1:11:03 V: Well, this is exactly the point, with what? The only way I know is to observe very carefully what happens in my experience, which means that what I see is not the continuity of that intelligence but the intermittency of that intelligence. So how can you, beyond saying, actually make it possible for people to see that it's not just words?
1:11:51 K: Therefore you have to go into the whole question of what is the place of desire?
1:12:01 V: Yes, that is why the two things are related.
1:12:03 K: What is the place of desire, and why has desire become so important in our life, the whole movement of desire.
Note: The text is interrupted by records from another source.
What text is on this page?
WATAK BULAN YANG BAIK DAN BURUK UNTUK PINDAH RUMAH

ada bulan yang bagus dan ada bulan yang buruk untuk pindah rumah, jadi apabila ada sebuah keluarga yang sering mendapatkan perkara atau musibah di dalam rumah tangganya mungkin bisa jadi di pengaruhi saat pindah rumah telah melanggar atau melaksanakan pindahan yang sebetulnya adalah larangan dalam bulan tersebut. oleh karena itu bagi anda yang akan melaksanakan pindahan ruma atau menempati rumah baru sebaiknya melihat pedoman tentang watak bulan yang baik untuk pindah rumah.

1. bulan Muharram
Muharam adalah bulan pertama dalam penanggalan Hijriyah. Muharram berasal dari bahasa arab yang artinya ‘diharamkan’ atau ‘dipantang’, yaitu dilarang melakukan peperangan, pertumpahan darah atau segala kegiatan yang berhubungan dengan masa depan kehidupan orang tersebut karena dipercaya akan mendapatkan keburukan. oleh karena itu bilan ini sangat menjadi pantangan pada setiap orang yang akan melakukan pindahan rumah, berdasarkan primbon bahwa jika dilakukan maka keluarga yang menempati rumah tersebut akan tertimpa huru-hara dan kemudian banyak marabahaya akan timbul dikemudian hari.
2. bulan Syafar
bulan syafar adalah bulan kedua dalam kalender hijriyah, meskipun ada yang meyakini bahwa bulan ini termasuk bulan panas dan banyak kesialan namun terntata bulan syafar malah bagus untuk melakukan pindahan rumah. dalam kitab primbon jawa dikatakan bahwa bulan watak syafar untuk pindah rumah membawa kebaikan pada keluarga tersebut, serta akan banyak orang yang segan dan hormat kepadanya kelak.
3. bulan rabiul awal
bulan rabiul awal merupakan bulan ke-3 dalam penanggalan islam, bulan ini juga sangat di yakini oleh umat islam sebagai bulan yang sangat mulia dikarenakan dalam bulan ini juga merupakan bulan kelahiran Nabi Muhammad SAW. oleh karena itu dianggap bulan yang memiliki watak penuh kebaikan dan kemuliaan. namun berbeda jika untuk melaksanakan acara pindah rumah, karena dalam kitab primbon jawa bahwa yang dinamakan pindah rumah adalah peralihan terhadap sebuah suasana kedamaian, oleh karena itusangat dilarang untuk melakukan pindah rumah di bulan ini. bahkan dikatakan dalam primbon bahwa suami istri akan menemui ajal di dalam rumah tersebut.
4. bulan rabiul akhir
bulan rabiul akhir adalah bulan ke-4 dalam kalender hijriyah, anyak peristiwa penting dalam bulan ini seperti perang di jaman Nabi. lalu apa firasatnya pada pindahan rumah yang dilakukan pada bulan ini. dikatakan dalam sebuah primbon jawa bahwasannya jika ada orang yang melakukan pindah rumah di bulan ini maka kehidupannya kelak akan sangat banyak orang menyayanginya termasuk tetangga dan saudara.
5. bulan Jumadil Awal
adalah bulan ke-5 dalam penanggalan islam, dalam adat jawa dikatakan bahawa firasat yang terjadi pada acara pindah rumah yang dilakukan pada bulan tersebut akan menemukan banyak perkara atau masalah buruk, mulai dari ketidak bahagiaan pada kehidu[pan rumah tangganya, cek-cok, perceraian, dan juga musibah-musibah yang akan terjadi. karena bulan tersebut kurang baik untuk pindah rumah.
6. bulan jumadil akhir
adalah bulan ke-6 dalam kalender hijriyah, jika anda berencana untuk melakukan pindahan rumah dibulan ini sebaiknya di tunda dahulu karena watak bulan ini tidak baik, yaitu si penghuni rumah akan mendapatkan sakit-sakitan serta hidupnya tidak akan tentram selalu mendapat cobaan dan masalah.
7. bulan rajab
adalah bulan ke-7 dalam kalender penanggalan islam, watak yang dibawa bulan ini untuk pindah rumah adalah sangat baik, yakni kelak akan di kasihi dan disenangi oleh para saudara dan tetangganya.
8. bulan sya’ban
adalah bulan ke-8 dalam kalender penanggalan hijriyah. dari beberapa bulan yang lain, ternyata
Have we time?
1:12:19 S: A few minutes.
1:12:22 V: It's up to you, I'm happy to go on.
1:12:25 K: There are people waiting for lunch.
1:12:29 S: Well, this is a crucial issue.
1:12:32 K: Yes, I will come to that.
1:12:37 V: You mean to continue more?
1:12:39 H: Yes, around the idea we're talking about, because we have about five minutes.
1:12:44 B: Desire and love. That would be important.
1:12:49 K: If there is no becoming psychologically, there is no self. Theoretically it sounds all right.
1:13:09 S: You keep going back to this, in theory it sounds all right...
1:13:12 K: To see the reality of it and cut it!
1:13:17 H: How do you see that?
1:13:21 K: He tells me, he has been at it for a number of years, he says, look, there is no becoming. Is it this becoming has spilled over from the physical becoming, becoming a clerk, stepping up the ladder. Has that movement spilled over into the other field and therefore you're still thinking in terms of becoming psychologically, inwardly. And don’t let it spill. Expand from there. Then is there a becoming? 'I will be'. 'I must not'. I am comparing myself. So, the ending of measurement. Complete ending of measurement, which is comparison.
1:15:01 H: Stop?

V: I was ready to continue. It's up to you.
1:15:14 K: Is there an end to knowledge?
1:15:20 S: Is there an end to desire?
1:15:22 K: No, is there an end to knowledge?
1:15:29 V: I don’t see that.
1:15:32 K: Ask that question, sir.
1:15:36 B: I think there is an end.
1:15:41 K: If we are functioning all the time within the field of knowledge, it is very limited. Therefore, is there an end to something...
1:15:53 V: Oh, is there an end in the sense of is there an edge, a place where it's no longer there.
1:15:59 B: Yes there is.
1:16:01 K: Which means what?
1:16:03 B: That means we are not coming forward with only knowledge, this kind of knowledge.
1:16:16 K: Could I put another question? Can the brain stop chattering, completely, empty. Only act when it is asked, like a drum, highly tuned, but it is always empty, it is only when you strike on it that it gives a note.
1:17:00 B: What is emptiness?
1:17:03 K: That's what I am saying, is there an end to knowledge? Of course. That’s another matter.